AKP ve MHP milletvekillerinin verdikleri Kanun Teklifiyle birlikte Türkiye’nin, bir –eskilerin ifadesiyle- “seçim sath-ı mailine” girdiğini söyleyebiliriz. Önce, Türkiye’nin önündeki seçim trafiğine bir bakalım. Son yerel seçim, 30 Mart 2014’te yapılmıştı. Yasa, yerel seçimlerin 5 yılda bir yapılması gerektiği yönünde. Yani önümüzdeki yerel seçimin, en geç 2019 yılı başlarında düzenlenmesi gerekiyor.  Aynı yıl Cumhurbaşkanlığı seçimleri de yapılacak. Erdoğan, Ağustos 2014’te Cumhurbaşkanı seçilmişti. En geç, 2019’un Ağustos ayında bir de Cumhurbaşkanlığı seçimi Türkiye’yi bekliyor.
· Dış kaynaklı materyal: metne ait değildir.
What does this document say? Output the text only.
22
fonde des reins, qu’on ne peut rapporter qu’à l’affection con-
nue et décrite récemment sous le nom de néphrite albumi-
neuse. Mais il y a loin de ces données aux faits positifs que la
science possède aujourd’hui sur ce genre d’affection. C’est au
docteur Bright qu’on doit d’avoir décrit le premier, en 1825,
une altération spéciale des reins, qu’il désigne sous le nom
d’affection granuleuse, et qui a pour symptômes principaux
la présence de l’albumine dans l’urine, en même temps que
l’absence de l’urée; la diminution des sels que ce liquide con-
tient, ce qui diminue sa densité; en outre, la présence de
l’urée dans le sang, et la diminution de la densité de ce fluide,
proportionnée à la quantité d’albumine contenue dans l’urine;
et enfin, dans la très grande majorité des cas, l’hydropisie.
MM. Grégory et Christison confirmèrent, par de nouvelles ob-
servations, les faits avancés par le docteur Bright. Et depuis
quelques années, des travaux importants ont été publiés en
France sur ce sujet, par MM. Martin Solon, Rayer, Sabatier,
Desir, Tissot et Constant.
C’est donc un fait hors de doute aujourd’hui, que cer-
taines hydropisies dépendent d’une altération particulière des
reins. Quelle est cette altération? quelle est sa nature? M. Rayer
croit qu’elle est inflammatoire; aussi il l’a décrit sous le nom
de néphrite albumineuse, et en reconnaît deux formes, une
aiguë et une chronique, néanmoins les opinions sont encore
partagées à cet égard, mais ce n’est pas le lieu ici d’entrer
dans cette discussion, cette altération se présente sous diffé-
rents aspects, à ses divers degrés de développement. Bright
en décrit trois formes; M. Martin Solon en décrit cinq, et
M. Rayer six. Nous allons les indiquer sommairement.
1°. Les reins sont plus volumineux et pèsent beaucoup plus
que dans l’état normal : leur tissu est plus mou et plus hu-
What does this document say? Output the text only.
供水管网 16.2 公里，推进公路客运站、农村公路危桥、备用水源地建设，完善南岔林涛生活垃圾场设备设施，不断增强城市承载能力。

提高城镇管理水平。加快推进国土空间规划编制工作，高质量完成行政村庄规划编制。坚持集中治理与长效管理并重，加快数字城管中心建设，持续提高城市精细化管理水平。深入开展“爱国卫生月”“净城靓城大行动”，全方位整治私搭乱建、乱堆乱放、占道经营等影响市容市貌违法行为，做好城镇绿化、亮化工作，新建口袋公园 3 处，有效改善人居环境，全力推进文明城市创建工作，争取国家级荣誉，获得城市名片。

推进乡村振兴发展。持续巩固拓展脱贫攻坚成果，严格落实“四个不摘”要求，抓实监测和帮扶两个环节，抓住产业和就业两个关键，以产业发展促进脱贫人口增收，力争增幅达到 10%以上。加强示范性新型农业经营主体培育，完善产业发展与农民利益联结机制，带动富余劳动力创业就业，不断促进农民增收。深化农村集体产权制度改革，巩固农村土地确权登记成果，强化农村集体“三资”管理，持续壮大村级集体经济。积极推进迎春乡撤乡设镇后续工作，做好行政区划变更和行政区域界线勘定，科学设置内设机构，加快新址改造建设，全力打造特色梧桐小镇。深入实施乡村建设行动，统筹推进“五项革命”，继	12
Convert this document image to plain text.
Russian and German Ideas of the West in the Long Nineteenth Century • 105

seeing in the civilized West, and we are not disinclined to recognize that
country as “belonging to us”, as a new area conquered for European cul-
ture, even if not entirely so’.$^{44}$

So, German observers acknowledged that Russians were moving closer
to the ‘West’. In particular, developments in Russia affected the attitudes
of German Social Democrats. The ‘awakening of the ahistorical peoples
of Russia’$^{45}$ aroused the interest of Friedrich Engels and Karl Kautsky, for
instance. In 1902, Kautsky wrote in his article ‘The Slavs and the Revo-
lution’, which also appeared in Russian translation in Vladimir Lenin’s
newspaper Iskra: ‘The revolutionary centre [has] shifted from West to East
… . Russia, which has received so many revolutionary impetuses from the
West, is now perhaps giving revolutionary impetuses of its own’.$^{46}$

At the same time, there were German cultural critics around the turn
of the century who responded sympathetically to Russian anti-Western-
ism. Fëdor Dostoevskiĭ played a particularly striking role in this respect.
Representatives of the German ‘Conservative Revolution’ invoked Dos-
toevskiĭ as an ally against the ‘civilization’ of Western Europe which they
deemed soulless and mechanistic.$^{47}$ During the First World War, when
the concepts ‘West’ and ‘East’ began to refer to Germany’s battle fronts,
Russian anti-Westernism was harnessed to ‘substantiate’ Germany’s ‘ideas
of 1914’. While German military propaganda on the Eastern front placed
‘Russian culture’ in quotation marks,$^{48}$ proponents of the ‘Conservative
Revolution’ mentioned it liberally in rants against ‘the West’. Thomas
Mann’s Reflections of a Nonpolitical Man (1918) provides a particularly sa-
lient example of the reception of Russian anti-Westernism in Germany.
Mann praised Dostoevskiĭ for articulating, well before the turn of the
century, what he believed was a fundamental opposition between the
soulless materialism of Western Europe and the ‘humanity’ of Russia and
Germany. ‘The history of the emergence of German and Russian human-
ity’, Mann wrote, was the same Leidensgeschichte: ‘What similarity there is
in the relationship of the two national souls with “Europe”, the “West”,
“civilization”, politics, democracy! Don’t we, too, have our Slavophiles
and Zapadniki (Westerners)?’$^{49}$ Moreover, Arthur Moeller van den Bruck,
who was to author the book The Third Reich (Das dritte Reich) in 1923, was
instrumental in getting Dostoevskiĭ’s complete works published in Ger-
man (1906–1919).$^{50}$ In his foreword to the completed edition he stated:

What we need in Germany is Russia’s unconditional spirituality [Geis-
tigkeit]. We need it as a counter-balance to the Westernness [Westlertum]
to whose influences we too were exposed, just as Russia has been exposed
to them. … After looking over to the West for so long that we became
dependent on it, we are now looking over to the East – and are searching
Genel Seçimler ise Kasım 2015’te yapılmıştı. 2007’deki Anayasa değişikliği ile Genel Seçim dönemleri 5 yıldan 4 yıla indirildiği için 2019 yılı Kasım ayında yine sandığa gidilmesi gerekiyor. Özetleyelim Türkiye’yi 2019 yılında 3 seçim bekliyor önce yerel, sonra Cumhurbaşkanlığı en son da genel seçimler.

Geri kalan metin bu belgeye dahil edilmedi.